Elevated immunoglobulin levels reflect inflammation, and selective IgA deficiency has been reported. High levels of IgA and C4 and of circulating immune complexes in adults with AS suggest an immunoreactive state. In a cohort of Chinese JAS patients, significantly higher levels of serum IgA were found compared with adult-onset AS patients and reflected the worse functional outcome and global assessment of disease activity in the JAS patients. Characteristically, RFs are absent. ANAs do not occur in children with ERA more commonly than in a healthy population. Antiphospholipid antibodies have been demonstrated in 29% of adults with AS, but children with ERA have not been studied. Although there are no reports of systematic studies of other autoantibodies in ERA or JAS, experience suggests that they are not common. Fecal calprotectin levels are high in children with ERA compared to those with other types of JIA.

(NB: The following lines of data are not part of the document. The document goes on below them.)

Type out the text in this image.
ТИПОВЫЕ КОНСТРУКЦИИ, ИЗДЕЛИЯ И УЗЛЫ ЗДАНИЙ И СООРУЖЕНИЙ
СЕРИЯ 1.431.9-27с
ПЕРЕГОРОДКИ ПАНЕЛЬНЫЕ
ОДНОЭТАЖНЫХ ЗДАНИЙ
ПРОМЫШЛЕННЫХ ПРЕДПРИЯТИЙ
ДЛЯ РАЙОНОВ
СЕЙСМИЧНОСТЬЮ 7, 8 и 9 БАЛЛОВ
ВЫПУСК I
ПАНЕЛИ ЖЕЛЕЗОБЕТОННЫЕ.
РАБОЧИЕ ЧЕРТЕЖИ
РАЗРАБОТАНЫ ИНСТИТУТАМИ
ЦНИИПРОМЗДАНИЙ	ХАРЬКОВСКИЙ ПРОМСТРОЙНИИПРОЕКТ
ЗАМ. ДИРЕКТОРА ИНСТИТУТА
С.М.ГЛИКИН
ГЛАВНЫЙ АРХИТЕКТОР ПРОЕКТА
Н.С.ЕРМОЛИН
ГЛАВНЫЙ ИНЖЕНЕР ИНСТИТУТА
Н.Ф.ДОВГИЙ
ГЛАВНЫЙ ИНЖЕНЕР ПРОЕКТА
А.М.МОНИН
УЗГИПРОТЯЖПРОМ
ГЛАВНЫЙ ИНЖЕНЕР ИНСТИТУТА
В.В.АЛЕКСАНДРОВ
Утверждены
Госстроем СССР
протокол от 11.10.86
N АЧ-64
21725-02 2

HLA-B27 is present in 90% of children with JAS, 60% to 80% of ERA patients, and in approximately 8% of the overall white population; it does not constitute a diagnostic test but rather an indicator of risk. The diagnosis of ERA rests on clinical characteristics, and the use of HLA typing for diagnosis may lead to misdiagnosis, although typing is important as a criterion to classify patients for study.
There are no specific studies of synovial fluid, but the changes are probably similar to those in adults with AS, in which the differential white blood cell count includes more neutrophils and fewer lymphocytes than in RA. It has been reported that the predominant large mononuclear cell in synovial fluid in RA is lymphocyte derived, whereas that in AS is of macrophage origin. Macrophages containing degenerated neutrophils are more common in the synovial fluid of patients with AS and related diseases such as reactive arthritis than in those with RA. Descriptions of the synovial fluid are otherwise similar to those for RA, except that the complement level is usually normal or increased.